As part of its Artist-in-Residence program, the Museum presents the exhibition To all the unnamed women by artist and independent curator Michaëlle Sergile, a tribute to the lives of Black women in Montreal between the years 1870 and 1910.

For her first solo exhibition in a museum, the artist has created 7 original tapestries on Jacquard looms. Three of them reconstruct images selected from the Museum’s Photography collection, and four illustrate portraits of Coloured Women’s Club of Montreal (CWCM) members.
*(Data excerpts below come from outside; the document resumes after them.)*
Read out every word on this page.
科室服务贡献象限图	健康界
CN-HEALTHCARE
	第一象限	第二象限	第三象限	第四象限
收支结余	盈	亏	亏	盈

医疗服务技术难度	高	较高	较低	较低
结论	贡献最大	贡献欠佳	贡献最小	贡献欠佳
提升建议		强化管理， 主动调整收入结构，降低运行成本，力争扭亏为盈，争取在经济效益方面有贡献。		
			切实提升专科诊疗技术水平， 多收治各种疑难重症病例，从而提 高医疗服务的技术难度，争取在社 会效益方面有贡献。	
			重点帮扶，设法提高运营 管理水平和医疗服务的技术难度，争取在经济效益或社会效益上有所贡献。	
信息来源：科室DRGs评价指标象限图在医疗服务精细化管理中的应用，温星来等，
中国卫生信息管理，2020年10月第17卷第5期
Archival photographs and objects from the Museum collections complete the installation.

Through a blend of archival sources and fiction, the exhibition chronicles the origins of the first organization in Quebec to be created by Black women, the CWCM. Drawing inspiration from the notion of critical fabulation theorized by the American author Saidiya Hartman, the exhibition explores the relationship between history and archival violence.

For this exhibition project, Michaëlle Sergile explores the Museum’s collections, reflecting on the social and political context in which this foundational club for Montreal’s Black communities was created, and on the women who contributed in one way or another to its creation.

Michaëlle Sergile is an artist and independent curator working mainly on archives from the postcolonial period, from 1950 to today. Through her artistic work, she aims to understand and rewrite the history of Black communities, and more specifically of women, through weaving. The artist uses this technique, often perceived as a craft medium and categorized as “feminine", to question the relationships of domination linked to gender and ethnicity.